Peter Proctor is a 78-year-old with a glass eye and partial deafness. He is also widely known as the father of modern biodynamic farming, an arcane form of agriculture. This film follows Proctor’s journey to India where he works with marginal farmers to revive this traditional agricultural method to save their poisoned lands. It exposes globalisation’s mantra of infinite growth for the environmental and human disaster it really is.

Slow Food Revolution

Carlo Buralli, 52 mins, Australia, 2003

Tue 26 Feb 2008, 6.30pm, Screening introduced by Kelly Donati, Director, Slow Food Victoria.

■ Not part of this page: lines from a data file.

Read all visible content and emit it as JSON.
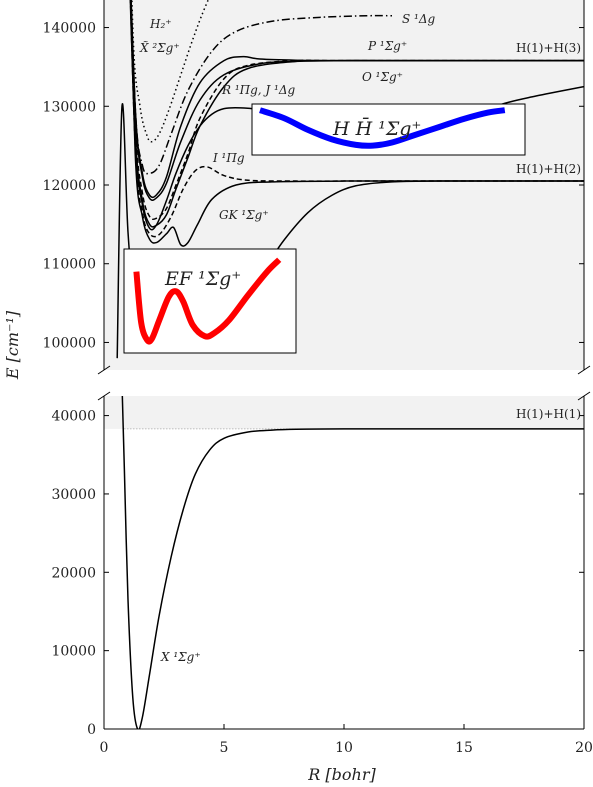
{
  "chart_data": {
    "type": "line",
    "xlabel": "R [bohr]",
    "ylabel": "E [cm⁻¹]",
    "x_ticks": [
      "0",
      "5",
      "10",
      "15",
      "20"
    ],
    "xlim": [
      0,
      20
    ],
    "panels": [
      {
        "name": "upper",
        "ylim": [
          96500,
          143500
        ],
        "y_ticks": [
          "100000",
          "110000",
          "120000",
          "130000",
          "140000"
        ],
        "shaded_above": 96500,
        "asymptote_labels": [
          "H(1)+H(3)",
          "H(1)+H(2)"
        ],
        "series": [
          {
            "label": "H₂⁺  X̃ ²Σg⁺",
            "style": "dotted",
            "color": "#000000",
            "x": [
              0.9,
              1.2,
              1.5,
              1.8,
              2.0,
              2.3,
              2.7,
              3.2,
              3.7,
              4.2,
              5.0
            ],
            "y": [
              180000,
              140000,
              130000,
              126200,
              125500,
              126500,
              129500,
              134000,
              138500,
              142500,
              148000
            ]
          },
          {
            "label": "S ¹Δg",
            "style": "dashdot",
            "color": "#000000",
            "x": [
              0.95,
              1.3,
              1.6,
              1.9,
              2.3,
              2.8,
              3.5,
              4.5,
              5.5,
              7,
              9,
              11,
              12
            ],
            "y": [
              160000,
              130000,
              122500,
              121500,
              122500,
              126500,
              132000,
              137000,
              139500,
              140800,
              141300,
              141500,
              141500
            ]
          },
          {
            "label": "P ¹Σg⁺",
            "style": "solid",
            "color": "#000000",
            "x": [
              0.95,
              1.3,
              1.6,
              1.9,
              2.2,
              2.6,
              3.2,
              4.0,
              5.0,
              5.8,
              6.5,
              8,
              10,
              15,
              20
            ],
            "y": [
              160000,
              130000,
              121500,
              118700,
              118800,
              121000,
              127500,
              133000,
              135800,
              136300,
              136000,
              135850,
              135800,
              135800,
              135800
            ]
          },
          {
            "label": "O ¹Σg⁺",
            "style": "solid",
            "color": "#000000",
            "x": [
              0.95,
              1.3,
              1.6,
              1.9,
              2.2,
              2.6,
              3.2,
              4.0,
              5.0,
              6.5,
              8,
              10,
              12,
              20
            ],
            "y": [
              160000,
              129500,
              121000,
              118300,
              118400,
              120200,
              125500,
              130800,
              134000,
              135400,
              135700,
              135800,
              135800,
              135800
            ]
          },
          {
            "label": "R ¹Πg",
            "style": "dashed",
            "color": "#000000",
            "x": [
              0.95,
              1.3,
              1.6,
              1.9,
              2.2,
              2.6,
              3.0,
              3.5,
              4.0,
              5.0,
              6.0,
              8,
              10,
              20
            ],
            "y": [
              160000,
              128000,
              119000,
              116000,
              115800,
              117000,
              120000,
              124000,
              128500,
              133500,
              135200,
              135800,
              135800,
              135800
            ]
          },
          {
            "label": "J ¹Δg",
            "style": "solid",
            "color": "#000000",
            "x": [
              0.95,
              1.3,
              1.6,
              1.9,
              2.2,
              2.6,
              3.0,
              3.5,
              4.0,
              5.0,
              6.0,
              8,
              10,
              20
            ],
            "y": [
              160000,
              127000,
              118000,
              115000,
              114900,
              116200,
              119500,
              123500,
              127500,
              132500,
              134800,
              135700,
              135800,
              135800
            ]
          },
          {
            "label": "I ¹Πg",
            "style": "dashed",
            "color": "#000000",
            "x": [
              0.95,
              1.3,
              1.6,
              1.9,
              2.3,
              2.8,
              3.3,
              3.8,
              4.3,
              5.0,
              6.0,
              8,
              10,
              20
            ],
            "y": [
              160000,
              125000,
              116500,
              113800,
              113700,
              116000,
              119500,
              121800,
              122300,
              121200,
              120600,
              120500,
              120500,
              120500
            ]
          },
          {
            "label": "GK ¹Σg⁺",
            "style": "solid",
            "color": "#000000",
            "x": [
              0.95,
              1.3,
              1.6,
              1.9,
              2.2,
              2.6,
              2.9,
              3.2,
              3.5,
              3.9,
              4.5,
              5.5,
              7,
              10,
              20
            ],
            "y": [
              160000,
              124000,
              116000,
              113100,
              112700,
              113800,
              114600,
              112400,
              112700,
              115000,
              118200,
              120000,
              120400,
              120500,
              120500
            ]
          },
          {
            "label": "H H̄ ¹Σg⁺",
            "style": "solid",
            "color": "#000000",
            "x": [
              0.95,
              1.3,
              1.6,
              1.9,
              2.2,
              2.6,
              3.0,
              3.5,
              4.0,
              4.5,
              5.0,
              5.7,
              6.5,
              8,
              10,
              11,
              12.5,
              14.5,
              16.5,
              18,
              20
            ],
            "y": [
              160000,
              126000,
              117500,
              114500,
              115000,
              118000,
              121500,
              125000,
              127500,
              129000,
              129700,
              129800,
              129500,
              127800,
              125800,
              125100,
              125800,
              128000,
              130200,
              131300,
              132500
            ]
          },
          {
            "label": "EF ¹Σg⁺",
            "style": "solid",
            "color": "#000000",
            "x": [
              0.55,
              0.75,
              1.0,
              1.3,
              1.6,
              1.9,
              2.2,
              2.6,
              3.0,
              3.3,
              3.7,
              4.2,
              4.6,
              5.2,
              6.0,
              6.8,
              7.5,
              8.5,
              9.5,
              10.5,
              12,
              14,
              17,
              20
            ],
            "y": [
              98000,
              130000,
              114000,
              104000,
              100500,
              100500,
              102800,
              105800,
              106500,
              105200,
              102200,
              100800,
              101200,
              102800,
              106000,
              109800,
              113000,
              116500,
              118700,
              119900,
              120400,
              120500,
              120500,
              120500
            ]
          }
        ],
        "highlights": [
          {
            "label": "EF ¹Σg⁺",
            "color": "#ff0000",
            "x": [
              1.35,
              1.55,
              1.8,
              2.0,
              2.3,
              2.7,
              3.0,
              3.3,
              3.7,
              4.2,
              4.6,
              5.2,
              6.0,
              6.8,
              7.3
            ],
            "y": [
              109000,
              102500,
              100300,
              100500,
              102800,
              105800,
              106500,
              105200,
              102200,
              100800,
              101200,
              102800,
              106000,
              109000,
              110500
            ]
          },
          {
            "label": "H H̄ ¹Σg⁺",
            "color": "#0000ff",
            "x": [
              6.5,
              7.5,
              8.5,
              9.5,
              10.5,
              11.2,
              12.0,
              13.0,
              14.0,
              15.0,
              16.0,
              16.7
            ],
            "y": [
              129500,
              128500,
              127000,
              125800,
              125100,
              125000,
              125400,
              126400,
              127400,
              128400,
              129200,
              129500
            ]
          }
        ],
        "annotations": [
          "H₂⁺",
          "X̃ ²Σg⁺",
          "S ¹Δg",
          "P ¹Σg⁺",
          "O ¹Σg⁺",
          "R ¹Πg, J ¹Δg",
          "I ¹Πg",
          "GK ¹Σg⁺",
          "EF ¹Σg⁺",
          "H H̄ ¹Σg⁺"
        ]
      },
      {
        "name": "lower",
        "ylim": [
          0,
          42500
        ],
        "y_ticks": [
          "0",
          "10000",
          "20000",
          "30000",
          "40000"
        ],
        "shaded_above": 38300,
        "asymptote_labels": [
          "H(1)+H(1)"
        ],
        "series": [
          {
            "label": "X ¹Σg⁺",
            "style": "solid",
            "color": "#000000",
            "x": [
              0.75,
              0.85,
              1.0,
              1.2,
              1.4,
              1.6,
              1.9,
              2.3,
              2.8,
              3.3,
              3.8,
              4.4,
              5.0,
              6.0,
              7.0,
              8.0,
              10,
              15,
              20
            ],
            "y": [
              44000,
              33000,
              16500,
              4000,
              0,
              1500,
              7000,
              14500,
              22000,
              28000,
              32500,
              35600,
              37100,
              37900,
              38150,
              38250,
              38300,
              38300,
              38300
            ]
          }
        ],
        "annotations": [
          "X ¹Σg⁺"
        ]
      }
    ]
  }
}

Slow Food Revolution records the growing phenomenon of Slow Food in Italy, Mexico and Australia.. celebrating our natural bounty and a seriously sensual journey from earth to table.

Double feature: Tue 26 Feb 2008, 8.30pm

These compelling stories from Israel and Australia use food to examine the impact of war and conflict on communities.

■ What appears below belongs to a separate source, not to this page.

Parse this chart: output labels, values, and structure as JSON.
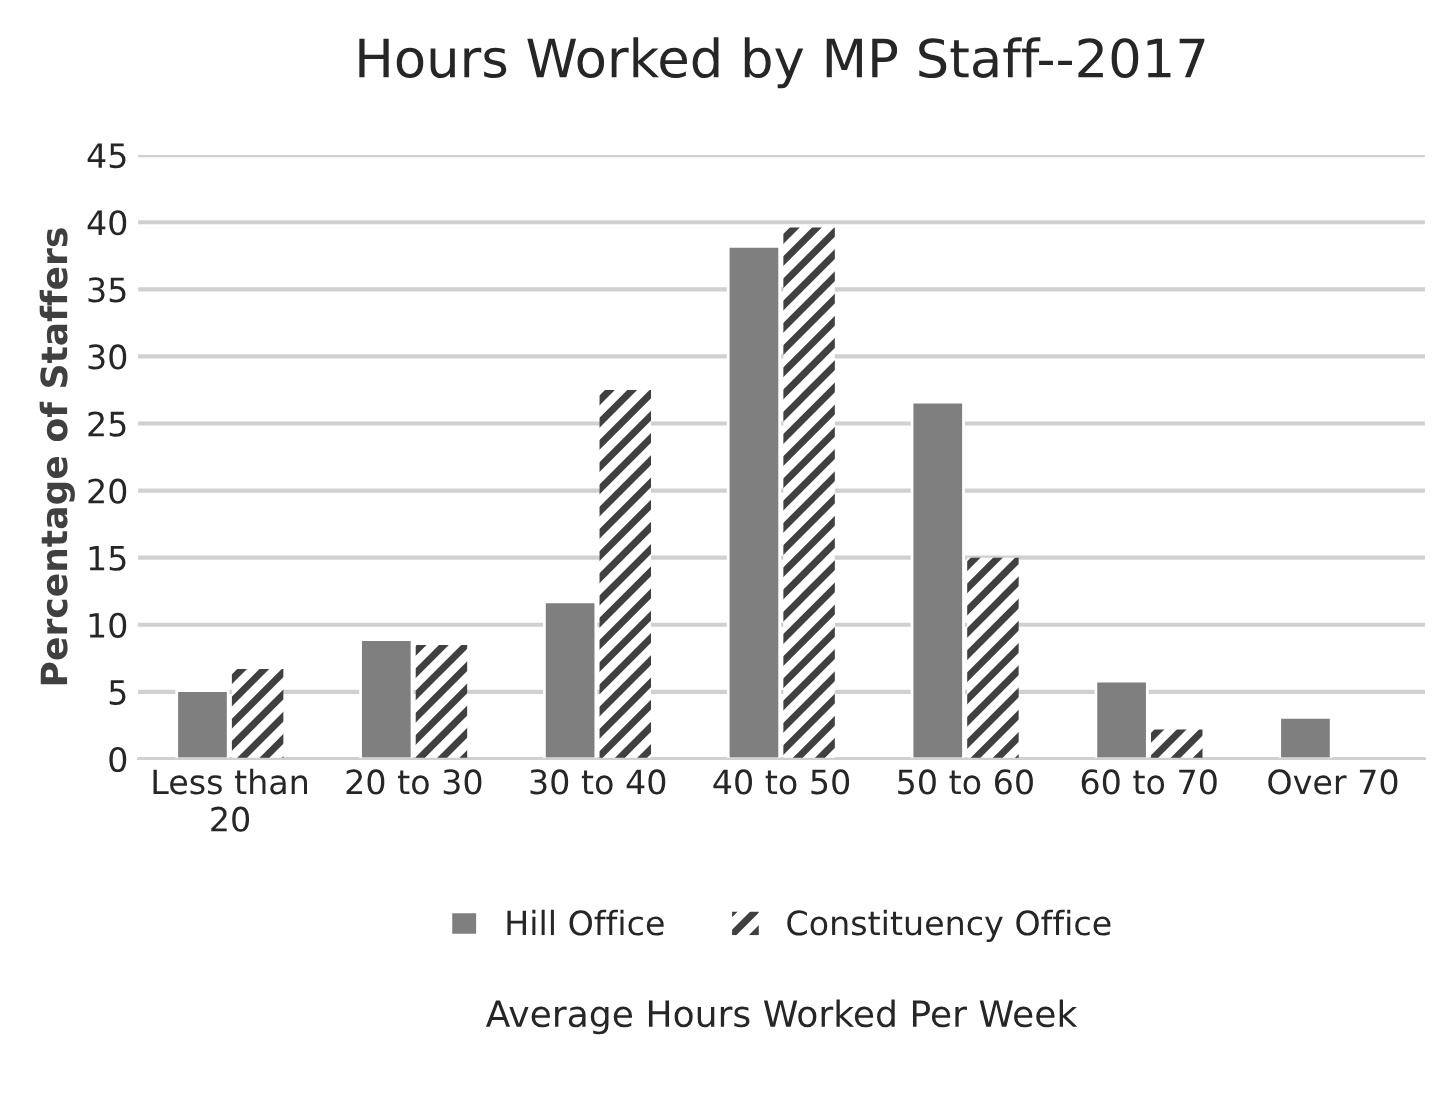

Liam Ward’s Refugee: a recipe (24 mins, 2005, Australia) is part animation, part cooking show and an exploration of the impact of mandatory detention and temporary visas. ((+ Looks like I’ll be teaching with Liam @ RMIT this semester.. ))

Ayelet Heller’s Strawberry Fields (60 mins, 2006, Israel) tells of the daily struggles of strawberry farmers in the north of the Gaza Strip, whose crop has to be exported to the rest of the world via Israeli-controlled checkpoints. When problems arise, the strawberry fields become battlefields.

food and community – two shorts

Tue 4 Mar 2008, 6.30pm

Faith Morgan’s The Power of Community: How Cuba Survived Peak Oil (53 mins, USA, 2006) tells the fascinating story of how Cuba turned to organic farming and urban agriculture after a collapse* in its supply of cheap oil from the Soviet Union. (( *Hello 21st century ))

Daniele Atzeni’s The Legend of the Holy Fisherman (18 mins, Italy, 2005) spotlights San Pietro Island where tuna fishing has been practiced for hundreds of years according to an ancient ritual.

Black Gold

Wed 5 Mar 2008, 6.30pm

Marc and Nick Francis’ Black Gold (78 mins, UK, 2006) is an eye-opening exposé of the multi-billion dollar coffee industry that traces one man’s fight for a fair price. As westerners revel in designer lattes and cappuccinos, impoverished Ethiopian coffee growers suffer the bitter taste of injustice. Screening with ‘Squeezed: The Cost of Free Trade in the Asia-Pacific’ (40 mins, Australia, 2007). Travelling from the lush rice paddies of Thailand to squatter settlements in a Manila rubbish dump, Michael Cebon and Dominic Allen’s film creates an emotional document of how globalisation affects farmers in the Asia-Pacific.

Also of note – short film festival competition with two categories: best overall film and Soft Boiled Egg, a three-minute film category. Also playing at the festival – artists who look equally at home on a menu, as on a party poster : ‘Melbourne trip hop masters Miso as well as DJs Wasabi and Duck Roast’ – Feb 22, Edge, Fed square.